Restringendo il campo di indagine al mondo rappresentato nel fumetto italiano, mi parrebbe di individuare una certa tendenza conservatrice di fondo che trova una sua esplicita incarnazione nel basso bordone dello status quo: tutto può cambiare a patto che nulla cambi; questa aderenza intrinseca alla costruzione stessa delle storie, quasi paradigma inviolabile, mi sembra incarni se non valori strettamente di destra, quantomeno una decisa inclinazione al conservatorismo. A questo aspetto formalistico, si aggiunge poi un approccio contenutistico estremamente prudente nell'accettare certi mutamenti della contemporaneità, soprattutto di carattere sociale, approccio che pare quasi conoscere un ulteriore irrigidimento negli ultimi anni e che ancora mi porta a considerare questa letteratura come decisamente informata di valori conservatori.
Tanto per uscir fuor di teoria e metter della carne sotto ai denti, porterò a esempio un ottimo lavoro di lettura sociale come "Paperino e il dollaro fatale" (la Secchi/Guerrini IP-3200-1): quanto accade all'angolo di via delle Topaie e via del Rusco, cuore del quartiere Tormento, immagine spietata e assolutamente non filtrata di tante periferie metropolitane del mondo, incide in maniera assolutamente marginale nelle vite dei protagonisti, i quali, attraverso approcci diversi ma tutti allo stesso grado retorici, disquisiscono sulle magnifiche sorti e progressive del futuro di questi sfortunati.

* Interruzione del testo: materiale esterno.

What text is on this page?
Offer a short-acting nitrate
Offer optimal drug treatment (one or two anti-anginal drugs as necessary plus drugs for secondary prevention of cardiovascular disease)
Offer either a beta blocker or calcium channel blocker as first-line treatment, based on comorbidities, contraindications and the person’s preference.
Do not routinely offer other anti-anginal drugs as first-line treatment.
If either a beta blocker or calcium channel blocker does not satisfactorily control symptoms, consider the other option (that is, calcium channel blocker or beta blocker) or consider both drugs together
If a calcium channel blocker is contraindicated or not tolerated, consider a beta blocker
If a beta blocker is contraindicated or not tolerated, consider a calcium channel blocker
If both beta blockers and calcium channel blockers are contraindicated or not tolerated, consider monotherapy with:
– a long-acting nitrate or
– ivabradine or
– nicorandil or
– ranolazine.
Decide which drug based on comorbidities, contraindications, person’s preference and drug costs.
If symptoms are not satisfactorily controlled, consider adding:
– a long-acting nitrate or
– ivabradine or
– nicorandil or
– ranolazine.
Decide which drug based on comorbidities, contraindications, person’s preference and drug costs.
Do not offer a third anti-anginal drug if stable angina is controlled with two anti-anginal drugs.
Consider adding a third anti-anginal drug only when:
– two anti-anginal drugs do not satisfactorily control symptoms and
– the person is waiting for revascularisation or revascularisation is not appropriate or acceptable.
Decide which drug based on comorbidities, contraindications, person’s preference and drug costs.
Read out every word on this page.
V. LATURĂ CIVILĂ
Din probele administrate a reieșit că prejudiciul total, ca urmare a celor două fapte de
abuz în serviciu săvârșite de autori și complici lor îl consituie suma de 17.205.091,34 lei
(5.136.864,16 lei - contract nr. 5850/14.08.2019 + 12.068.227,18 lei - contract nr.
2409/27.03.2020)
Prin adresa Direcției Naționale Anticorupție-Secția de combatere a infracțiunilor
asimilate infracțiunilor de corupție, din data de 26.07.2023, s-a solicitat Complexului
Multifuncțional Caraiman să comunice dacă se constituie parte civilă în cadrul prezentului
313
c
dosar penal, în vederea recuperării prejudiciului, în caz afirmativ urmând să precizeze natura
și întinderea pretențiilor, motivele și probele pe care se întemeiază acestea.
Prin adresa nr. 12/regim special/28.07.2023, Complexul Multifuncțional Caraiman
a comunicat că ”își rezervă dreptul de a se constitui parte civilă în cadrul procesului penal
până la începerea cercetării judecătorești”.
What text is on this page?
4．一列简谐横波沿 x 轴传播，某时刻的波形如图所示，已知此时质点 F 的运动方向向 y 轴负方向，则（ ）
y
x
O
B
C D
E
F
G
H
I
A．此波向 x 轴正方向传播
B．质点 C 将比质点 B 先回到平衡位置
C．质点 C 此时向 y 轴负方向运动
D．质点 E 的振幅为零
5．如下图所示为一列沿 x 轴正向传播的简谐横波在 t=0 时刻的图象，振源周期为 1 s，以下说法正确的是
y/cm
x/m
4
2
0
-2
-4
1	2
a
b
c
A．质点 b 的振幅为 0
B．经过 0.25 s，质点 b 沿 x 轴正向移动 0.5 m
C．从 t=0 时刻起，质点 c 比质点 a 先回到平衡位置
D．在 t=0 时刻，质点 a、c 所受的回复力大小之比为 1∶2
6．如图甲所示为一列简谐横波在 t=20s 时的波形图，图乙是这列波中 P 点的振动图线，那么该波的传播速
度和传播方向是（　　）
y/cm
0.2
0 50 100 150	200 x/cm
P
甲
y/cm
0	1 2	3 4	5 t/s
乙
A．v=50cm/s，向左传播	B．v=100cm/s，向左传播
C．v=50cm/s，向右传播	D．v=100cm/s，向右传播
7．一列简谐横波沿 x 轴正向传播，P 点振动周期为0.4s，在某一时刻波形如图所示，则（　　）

Allo slancio apparentemente gratuito dei tre paperini, motivato però unicamente dalle sventure individuali di un amico, fa da contraltare l'approccio assolutamente borghese e tartufesco della zia, tutta charities mirate a confermarne lo status sociale; da una parte l'amministrazione comunale fa allegramente spallucce nel più plateale menefreghismo ammantato di qualche spruzzata di arte oratoria e di leguleismo d'accatto dall'altra l'uomo comune, incarnato da Paperino, non essendo in grado di vedere oltre il proprio becco, si mette la coscienza a posto con l'idea di donare alla causa un dollaro, fra l'altro nemmeno raccolto dalle proprie tasche. E' il capitale l'unico in grado di fornire soluzioni, il mercato e' l'unica risposta concreta al rilancio di quel quartiere degradato, un centro commerciale che dia possibilità autentiche al bisogno di posti di lavoro, di infrastrutture, di riassetto della situazione urbanistica e il piano e' bello che pronto, senza fronzoli ne sofisticherie retoriche, sulla scrivania del plutocrate. Non siamo qui molto distanti dalla società di Reagan e della Thatcher. Sullo sfondo restano gli abitanti di questo quartiere cui è tolta qualsiasi possibilità di riscatto e la cui vita, e l'eventuale miglioramento delle condizioni della stessa, sono totalmente affidati alle mani di lontani demiurghi appollaiati nell'Olimpo della loro società borghese. Tutto quel che segue, il bambino che offre la soluzione con i ragnetti magnetici e si guadagna un investimento a perdere per la ricostruzione del quartiere, e' ovviamente pura favola (realismo magico da Miracolo a Milano) nella quale non credono nemmeno gli autori.